Journal article

Climate extremes, such as droughts or heat waves, can lead to harvest failures and threaten the livelihoods of agricultural producers and the food security of communities worldwide. Improving our understanding of their impacts on crop yields is crucial to enhance the resilience of the global food system.

This study analyses, to the authors' knowledge for the first time, the impacts of climate extremes on yield anomalies of maize, soybeans, rice and spring wheat at the global scale using sub-national yield data and applying a machine-learning algorithm. The authors find that growing season climate factors—including mean climate as well as climate extremes—explain 20%–49% of the variance of yield anomalies (the range describes the differences between crop types), with 18%–43% of the explained variance attributable to climate extremes, depending on crop type. Temperature-related extremes show a stronger association with yield anomalies than precipitation-related factors, while irrigation partly mitigates negative effects of high temperature extremes.
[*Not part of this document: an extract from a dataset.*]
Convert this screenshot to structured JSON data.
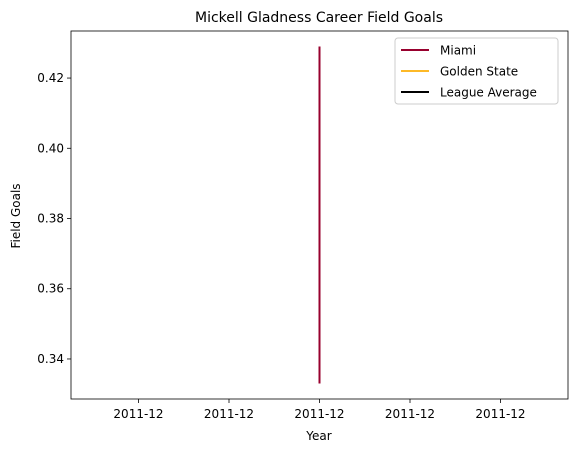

The authors developed a composite indicator to identify hotspot regions that are critical for global production and particularly susceptible to the effects of climate extremes. These regions include North America for maize, spring wheat and soy production, Asia in the case of maize and rice production as well as Europe for spring wheat production. This study highlights the importance of considering climate extremes for agricultural predictions and adaptation planning and provides an overview of critical regions that are most susceptible to variations in growing season climate and climate extremes.